Our results demonstrated that activities of uracil-initiated total BER, UDG and Polβ in BC cells were increased in 6 h and 24 h repair periods. Consistent with this, Rahmat et al. (9) showed that the level of DNA damage is low in BC cells during BCG recovery. BCG increases the production of hydrogen peroxide and superoxide radicals in BC cells (9,10) that may induce the formation of 8-oxoG DNA lesions and cause an increase in the OGG1 activity at 6 h recovery. OGG1 activity has decreased at 24 h repair because of the possibility that 8-oxoG DNA lesions induced by BCG were repaired before the 24 h recovery period.
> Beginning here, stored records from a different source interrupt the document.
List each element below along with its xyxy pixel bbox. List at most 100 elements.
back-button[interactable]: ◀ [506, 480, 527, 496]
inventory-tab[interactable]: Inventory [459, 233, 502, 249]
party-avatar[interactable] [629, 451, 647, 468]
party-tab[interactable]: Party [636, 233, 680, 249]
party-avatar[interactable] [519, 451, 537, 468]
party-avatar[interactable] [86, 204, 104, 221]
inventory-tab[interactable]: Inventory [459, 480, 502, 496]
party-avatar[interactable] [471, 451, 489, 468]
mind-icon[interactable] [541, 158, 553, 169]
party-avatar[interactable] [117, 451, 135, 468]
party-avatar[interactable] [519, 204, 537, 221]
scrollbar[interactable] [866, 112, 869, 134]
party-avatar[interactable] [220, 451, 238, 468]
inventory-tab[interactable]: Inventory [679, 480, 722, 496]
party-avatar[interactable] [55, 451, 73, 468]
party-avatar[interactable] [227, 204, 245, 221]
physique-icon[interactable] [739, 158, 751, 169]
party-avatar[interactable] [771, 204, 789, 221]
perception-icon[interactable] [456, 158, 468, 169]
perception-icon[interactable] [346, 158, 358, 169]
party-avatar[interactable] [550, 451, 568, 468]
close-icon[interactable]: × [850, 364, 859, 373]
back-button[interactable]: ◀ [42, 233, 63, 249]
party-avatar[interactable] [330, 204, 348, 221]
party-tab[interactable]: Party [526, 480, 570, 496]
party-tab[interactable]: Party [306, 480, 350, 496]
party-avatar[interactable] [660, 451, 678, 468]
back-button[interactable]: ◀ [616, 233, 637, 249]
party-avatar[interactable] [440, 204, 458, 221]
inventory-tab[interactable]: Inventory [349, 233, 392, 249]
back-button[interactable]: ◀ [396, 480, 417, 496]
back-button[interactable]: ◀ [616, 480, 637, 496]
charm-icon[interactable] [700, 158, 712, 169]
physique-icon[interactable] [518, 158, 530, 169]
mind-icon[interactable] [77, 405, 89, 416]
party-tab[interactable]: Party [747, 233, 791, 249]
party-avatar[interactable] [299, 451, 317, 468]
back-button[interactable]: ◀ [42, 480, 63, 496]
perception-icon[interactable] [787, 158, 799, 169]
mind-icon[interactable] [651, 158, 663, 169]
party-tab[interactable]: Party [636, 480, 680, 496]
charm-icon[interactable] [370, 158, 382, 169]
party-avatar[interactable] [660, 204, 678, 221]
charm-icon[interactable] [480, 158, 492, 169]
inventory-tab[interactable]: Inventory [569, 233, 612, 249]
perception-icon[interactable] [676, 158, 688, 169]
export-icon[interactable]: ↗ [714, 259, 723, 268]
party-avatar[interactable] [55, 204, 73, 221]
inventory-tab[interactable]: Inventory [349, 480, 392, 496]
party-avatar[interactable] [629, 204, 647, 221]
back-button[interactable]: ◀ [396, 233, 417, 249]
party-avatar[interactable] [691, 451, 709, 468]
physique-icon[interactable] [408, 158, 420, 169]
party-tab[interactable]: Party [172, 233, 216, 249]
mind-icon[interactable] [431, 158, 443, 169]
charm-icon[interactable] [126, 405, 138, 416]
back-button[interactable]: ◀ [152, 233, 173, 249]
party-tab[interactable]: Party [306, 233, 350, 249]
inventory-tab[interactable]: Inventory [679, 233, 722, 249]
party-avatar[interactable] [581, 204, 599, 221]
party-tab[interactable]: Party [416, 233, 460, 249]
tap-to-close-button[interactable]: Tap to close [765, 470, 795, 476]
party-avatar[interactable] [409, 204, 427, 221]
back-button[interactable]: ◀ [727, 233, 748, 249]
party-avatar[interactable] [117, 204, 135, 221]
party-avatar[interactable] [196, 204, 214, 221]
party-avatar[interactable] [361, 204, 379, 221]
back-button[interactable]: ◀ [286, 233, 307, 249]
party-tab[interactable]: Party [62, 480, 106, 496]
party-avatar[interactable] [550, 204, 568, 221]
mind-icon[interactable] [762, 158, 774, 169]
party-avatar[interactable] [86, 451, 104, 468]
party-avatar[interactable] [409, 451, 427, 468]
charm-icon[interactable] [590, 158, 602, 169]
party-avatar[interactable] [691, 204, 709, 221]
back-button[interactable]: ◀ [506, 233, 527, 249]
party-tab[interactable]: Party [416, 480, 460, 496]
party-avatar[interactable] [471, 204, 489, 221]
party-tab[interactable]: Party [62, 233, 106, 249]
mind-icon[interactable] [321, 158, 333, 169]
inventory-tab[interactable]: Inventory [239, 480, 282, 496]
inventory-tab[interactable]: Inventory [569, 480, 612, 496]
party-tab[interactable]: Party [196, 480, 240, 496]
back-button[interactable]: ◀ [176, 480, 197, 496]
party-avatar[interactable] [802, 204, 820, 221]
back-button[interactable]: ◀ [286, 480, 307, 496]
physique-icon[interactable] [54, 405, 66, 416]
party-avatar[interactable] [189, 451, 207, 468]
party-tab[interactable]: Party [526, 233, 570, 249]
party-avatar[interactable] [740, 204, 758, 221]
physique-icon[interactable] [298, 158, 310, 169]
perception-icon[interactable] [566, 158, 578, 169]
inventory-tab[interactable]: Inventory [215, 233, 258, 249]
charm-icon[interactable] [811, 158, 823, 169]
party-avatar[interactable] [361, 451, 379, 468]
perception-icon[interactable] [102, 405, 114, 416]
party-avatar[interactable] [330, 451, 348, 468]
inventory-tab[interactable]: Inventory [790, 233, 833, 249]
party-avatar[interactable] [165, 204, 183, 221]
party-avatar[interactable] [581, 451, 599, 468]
These results indicate that increased total BER and BER enzymes activities in response to BCG treatment may contribute to BCG resistance.
Study Limitations
Limitation of the present study includes the cell-line based experiment. However, in order to determine the mechanisms of tumorigenesis, drug resistance/development and new biomarkers, the cell line-based experiments are useful. These experiments are necessary before retrospective and prospective studies.
Conclusion
The enhanced BER activity in BC cells following BCG treatment could be an important factor in BCG therapy resistance. In order to evaluate whether BER enzyme activities could be used as a biomarker for response to BCG, retrospective and prospective studies are still needed.